Re: Boot stall regression from "printk for 5.19" merge

From: Thorsten Leemhuis
Date: Tue Jun 21 2022 - 05:39:24 EST


[TLDR: I'm adding this regression report to the list of tracked
regressions; all text from me you find below is based on a few templates
paragraphs you might have encountered already already in similar form.]

Hi, this is your Linux kernel regression tracker.

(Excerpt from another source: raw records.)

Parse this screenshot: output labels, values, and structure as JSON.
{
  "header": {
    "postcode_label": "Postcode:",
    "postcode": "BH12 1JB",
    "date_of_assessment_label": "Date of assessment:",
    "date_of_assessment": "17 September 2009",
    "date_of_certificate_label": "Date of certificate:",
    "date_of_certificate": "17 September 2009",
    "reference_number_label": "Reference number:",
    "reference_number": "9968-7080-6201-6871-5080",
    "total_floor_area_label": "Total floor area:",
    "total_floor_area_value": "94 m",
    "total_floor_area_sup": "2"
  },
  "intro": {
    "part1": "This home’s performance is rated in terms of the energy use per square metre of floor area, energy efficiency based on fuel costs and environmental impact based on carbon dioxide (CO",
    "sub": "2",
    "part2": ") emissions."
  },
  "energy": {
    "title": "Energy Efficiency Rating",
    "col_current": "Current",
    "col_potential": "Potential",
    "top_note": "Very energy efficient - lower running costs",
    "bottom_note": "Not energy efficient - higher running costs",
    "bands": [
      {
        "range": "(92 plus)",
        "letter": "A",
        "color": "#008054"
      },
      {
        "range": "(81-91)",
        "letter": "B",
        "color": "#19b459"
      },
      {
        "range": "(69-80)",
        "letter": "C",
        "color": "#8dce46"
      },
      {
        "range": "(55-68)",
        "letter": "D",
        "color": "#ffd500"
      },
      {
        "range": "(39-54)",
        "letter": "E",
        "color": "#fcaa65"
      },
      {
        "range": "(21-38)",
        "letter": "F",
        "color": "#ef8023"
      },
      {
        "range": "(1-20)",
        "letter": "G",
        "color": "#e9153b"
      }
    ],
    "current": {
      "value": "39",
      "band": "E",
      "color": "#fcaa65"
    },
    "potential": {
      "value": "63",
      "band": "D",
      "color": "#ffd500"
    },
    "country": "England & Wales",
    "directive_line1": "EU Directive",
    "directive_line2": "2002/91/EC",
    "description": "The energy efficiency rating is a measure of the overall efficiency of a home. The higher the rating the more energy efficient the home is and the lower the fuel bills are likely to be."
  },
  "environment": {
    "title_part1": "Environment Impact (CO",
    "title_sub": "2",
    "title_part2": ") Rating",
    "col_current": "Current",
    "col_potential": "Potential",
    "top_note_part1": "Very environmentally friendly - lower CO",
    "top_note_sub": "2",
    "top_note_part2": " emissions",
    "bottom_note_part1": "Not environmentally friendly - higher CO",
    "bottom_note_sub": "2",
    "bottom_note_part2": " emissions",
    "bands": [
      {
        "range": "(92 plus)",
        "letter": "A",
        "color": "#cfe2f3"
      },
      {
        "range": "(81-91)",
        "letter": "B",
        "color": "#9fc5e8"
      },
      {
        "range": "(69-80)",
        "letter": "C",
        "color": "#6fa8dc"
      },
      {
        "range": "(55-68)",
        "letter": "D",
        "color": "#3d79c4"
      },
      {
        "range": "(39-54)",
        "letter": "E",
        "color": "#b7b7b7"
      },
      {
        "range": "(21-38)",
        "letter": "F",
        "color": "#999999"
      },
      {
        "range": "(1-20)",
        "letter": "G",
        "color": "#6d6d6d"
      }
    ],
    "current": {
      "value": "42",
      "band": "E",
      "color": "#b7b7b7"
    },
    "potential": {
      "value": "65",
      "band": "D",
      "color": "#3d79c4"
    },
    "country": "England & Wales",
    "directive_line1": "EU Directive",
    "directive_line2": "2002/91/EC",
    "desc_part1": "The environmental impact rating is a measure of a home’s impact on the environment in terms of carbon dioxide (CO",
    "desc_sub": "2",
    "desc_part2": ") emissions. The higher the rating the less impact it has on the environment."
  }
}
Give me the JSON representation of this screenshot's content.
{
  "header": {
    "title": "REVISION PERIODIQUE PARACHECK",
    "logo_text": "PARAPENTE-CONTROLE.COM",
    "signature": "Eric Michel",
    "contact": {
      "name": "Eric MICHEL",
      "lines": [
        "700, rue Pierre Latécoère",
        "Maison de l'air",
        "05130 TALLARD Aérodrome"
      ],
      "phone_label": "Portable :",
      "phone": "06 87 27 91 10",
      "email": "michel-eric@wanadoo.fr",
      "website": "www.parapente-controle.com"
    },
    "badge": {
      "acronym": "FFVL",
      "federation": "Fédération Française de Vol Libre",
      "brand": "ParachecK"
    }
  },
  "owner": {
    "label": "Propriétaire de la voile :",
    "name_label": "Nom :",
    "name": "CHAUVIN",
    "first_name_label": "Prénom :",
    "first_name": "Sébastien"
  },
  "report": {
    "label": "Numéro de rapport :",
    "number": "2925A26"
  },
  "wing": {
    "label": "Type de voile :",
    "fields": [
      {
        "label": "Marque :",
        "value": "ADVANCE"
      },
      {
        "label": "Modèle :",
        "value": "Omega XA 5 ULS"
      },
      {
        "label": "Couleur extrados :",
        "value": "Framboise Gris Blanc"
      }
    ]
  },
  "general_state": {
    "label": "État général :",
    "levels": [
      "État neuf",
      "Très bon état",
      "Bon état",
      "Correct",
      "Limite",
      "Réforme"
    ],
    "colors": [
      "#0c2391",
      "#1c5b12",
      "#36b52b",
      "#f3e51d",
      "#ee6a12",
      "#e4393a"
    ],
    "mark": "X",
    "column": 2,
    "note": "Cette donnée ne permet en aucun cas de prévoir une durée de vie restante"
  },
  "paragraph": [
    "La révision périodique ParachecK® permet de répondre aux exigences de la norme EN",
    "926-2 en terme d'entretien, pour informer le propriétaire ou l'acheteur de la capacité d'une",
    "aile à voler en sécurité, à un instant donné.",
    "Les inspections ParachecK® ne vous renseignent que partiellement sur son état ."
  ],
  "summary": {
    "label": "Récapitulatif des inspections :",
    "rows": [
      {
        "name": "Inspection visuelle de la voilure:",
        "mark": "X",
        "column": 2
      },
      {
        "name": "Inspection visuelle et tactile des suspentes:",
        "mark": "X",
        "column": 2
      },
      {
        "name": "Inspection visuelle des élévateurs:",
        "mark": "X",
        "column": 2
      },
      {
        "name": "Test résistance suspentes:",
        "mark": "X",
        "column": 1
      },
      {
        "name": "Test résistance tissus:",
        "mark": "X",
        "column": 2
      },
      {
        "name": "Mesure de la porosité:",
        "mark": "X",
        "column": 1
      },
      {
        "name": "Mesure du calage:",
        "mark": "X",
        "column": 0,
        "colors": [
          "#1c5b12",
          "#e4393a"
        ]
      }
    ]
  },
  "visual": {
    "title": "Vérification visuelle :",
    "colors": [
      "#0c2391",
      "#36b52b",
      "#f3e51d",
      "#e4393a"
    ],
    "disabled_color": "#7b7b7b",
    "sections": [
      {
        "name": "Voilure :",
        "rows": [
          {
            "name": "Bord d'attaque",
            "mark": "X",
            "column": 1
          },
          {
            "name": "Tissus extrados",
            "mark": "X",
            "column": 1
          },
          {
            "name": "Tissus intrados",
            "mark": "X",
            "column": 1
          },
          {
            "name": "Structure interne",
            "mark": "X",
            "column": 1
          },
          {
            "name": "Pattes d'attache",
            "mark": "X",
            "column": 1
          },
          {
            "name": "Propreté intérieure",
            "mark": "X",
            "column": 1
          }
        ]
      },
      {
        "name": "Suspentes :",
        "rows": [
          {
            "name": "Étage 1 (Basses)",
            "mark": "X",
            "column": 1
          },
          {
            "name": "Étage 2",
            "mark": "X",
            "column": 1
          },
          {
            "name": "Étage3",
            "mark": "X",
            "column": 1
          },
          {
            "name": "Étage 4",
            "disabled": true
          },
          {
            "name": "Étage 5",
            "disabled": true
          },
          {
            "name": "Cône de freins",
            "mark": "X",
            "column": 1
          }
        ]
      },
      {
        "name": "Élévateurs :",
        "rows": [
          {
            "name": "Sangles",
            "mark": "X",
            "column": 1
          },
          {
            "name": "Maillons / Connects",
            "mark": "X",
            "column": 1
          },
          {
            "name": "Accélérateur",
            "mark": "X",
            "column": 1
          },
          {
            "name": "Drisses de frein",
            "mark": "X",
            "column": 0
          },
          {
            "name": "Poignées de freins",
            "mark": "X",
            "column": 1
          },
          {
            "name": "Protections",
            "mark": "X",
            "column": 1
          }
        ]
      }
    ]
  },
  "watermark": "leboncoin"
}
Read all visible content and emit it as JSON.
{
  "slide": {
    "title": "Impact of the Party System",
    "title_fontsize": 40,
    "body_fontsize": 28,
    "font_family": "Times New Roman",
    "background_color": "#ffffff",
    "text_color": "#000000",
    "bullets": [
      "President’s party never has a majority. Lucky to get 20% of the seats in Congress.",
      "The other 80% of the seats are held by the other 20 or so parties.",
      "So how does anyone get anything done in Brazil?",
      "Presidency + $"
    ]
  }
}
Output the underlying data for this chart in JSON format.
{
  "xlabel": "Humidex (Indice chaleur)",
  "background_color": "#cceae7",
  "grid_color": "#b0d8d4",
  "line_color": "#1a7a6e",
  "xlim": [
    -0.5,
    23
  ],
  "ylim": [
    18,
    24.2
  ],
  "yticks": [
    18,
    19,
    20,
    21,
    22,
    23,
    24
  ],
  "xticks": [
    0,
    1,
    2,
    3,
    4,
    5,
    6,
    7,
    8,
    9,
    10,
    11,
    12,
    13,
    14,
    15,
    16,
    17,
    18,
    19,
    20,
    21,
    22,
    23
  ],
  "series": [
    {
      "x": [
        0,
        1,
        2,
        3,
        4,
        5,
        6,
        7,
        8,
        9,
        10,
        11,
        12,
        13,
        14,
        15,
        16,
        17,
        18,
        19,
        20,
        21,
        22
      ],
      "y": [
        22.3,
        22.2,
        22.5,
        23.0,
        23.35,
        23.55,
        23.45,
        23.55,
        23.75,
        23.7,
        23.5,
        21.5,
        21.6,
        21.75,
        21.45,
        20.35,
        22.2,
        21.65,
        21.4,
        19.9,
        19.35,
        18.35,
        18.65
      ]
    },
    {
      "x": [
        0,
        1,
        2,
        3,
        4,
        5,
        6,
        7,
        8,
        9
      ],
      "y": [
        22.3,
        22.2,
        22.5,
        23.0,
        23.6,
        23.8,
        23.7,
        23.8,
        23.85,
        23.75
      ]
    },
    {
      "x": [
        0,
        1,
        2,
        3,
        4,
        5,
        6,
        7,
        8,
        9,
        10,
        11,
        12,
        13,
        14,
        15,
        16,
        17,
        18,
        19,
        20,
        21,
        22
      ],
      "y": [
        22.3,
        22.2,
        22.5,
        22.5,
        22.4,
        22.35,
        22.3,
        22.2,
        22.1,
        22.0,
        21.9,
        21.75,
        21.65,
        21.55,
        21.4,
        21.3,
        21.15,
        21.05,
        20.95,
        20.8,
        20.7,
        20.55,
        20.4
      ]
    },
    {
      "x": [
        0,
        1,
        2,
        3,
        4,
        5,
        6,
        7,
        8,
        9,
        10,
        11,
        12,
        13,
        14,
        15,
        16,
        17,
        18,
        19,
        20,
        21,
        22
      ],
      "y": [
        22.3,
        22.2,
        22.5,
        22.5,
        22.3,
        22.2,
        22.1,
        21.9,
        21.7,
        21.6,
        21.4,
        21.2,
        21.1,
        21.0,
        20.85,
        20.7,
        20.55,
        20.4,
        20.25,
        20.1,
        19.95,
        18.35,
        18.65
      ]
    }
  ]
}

On 19.06.22 20:49, Marek Behún wrote:
> Hello Linus, Petr, John,
>
> the series
> https://lore.kernel.org/linux-kernel/YouKQw72H7y9EJQK@alley/
> merged by commit 537e62c865dc ("Merge tag 'printk-for-5.19' of
> git://git.kernel.org/pub/scm/linux/kernel/git/printk/linux")
>
> and in particular the commit 09c5ba0aa2fc ("printk: add kthread console
> printers")
>
> causes a regression on arm64 (Marvell CN9130-CRB board) where the
> system boot freezes in most cases (and is unusable until restarted by
> watchdog), or, in some cases boots, but the console output gets mangled
> for a while (the serial console spits garbage characters).
>
> The stall example:
>
> ...
> [ 1.108141] io scheduler mq-deadline registered
> [ 1.108143] io scheduler kyber registered
> [ 1.163484] armada-ap806-pinctrl f06f4000.system-controller:pinctrl: registered pinctrl driver
> [
>
> Or another:
>
> ...
> [ 1.108155] io scheduler mq-deadline registered
> [ 1.108156] io scheduler kyber registered
> [ 1.162991] armada-ap806-pinctrl f06f4000.system-controller:pinctrl: registered pinctrl driver
> [ 1.163361] armada-cp110-pinctrl f2440000.system-controller:pinctrl: registered pinctrl driver
> [ 1.180827] mv_xor_v2 f0400000.xor: Marvell Version 2 XOR driver
> [
>
> The garbage example:
>
> ...
> [ 0.920951] raid6: using neon recovery algorithm
> [ 0.921228] iommu: Default domain type: Translated
> %
>
> gb@k+cFL/[ 4.954974] DSA: tree 0 setup
> [ 4.955286] cfg80211: Loading compiled-in X.509 certificates for regulatory database
>
> I did not have time to look at the contents of the commit yet to try to
> fix it myself, and won't have time for another two weeks. But I thought
> I should let you know now.

CCing the regression mailing list, as it should be in the loop for all
regressions, as explained here:
https://www.kernel.org/doc/html/latest/admin-guide/reporting-issues.html

Thanks for the report. To be sure below issue doesn't fall through the
cracks unnoticed, I'm adding it to regzbot, my Linux kernel regression
tracking bot:

#regzbot ^introduced v5.18..v5.19-rc3
#regzbot ignore-activity

This isn't a regression? This issue or a fix for it are already
discussed somewhere else? It was fixed already? You want to clarify when
the regression started to happen? Or point out I got the title or
something else totally wrong? Then just reply -- ideally with also
telling regzbot about it, as explained here:
https://linux-regtracking.leemhuis.info/tracked-regression/

Reminder for developers: When fixing the issue, add 'Link:' tags
pointing to the report (the mail this one replies to), as explained for
in the Linux kernel's documentation; above webpage explains why this is
important for tracked regressions.

Ciao, Thorsten (wearing his 'the Linux kernel's regression tracker' hat)

P.S.: As the Linux kernel's regression tracker I deal with a lot of
reports and sometimes miss something important when writing mails like
this. If that's the case here, don't hesitate to tell me in a public
reply, it's in everyone's interest to set the public record straight.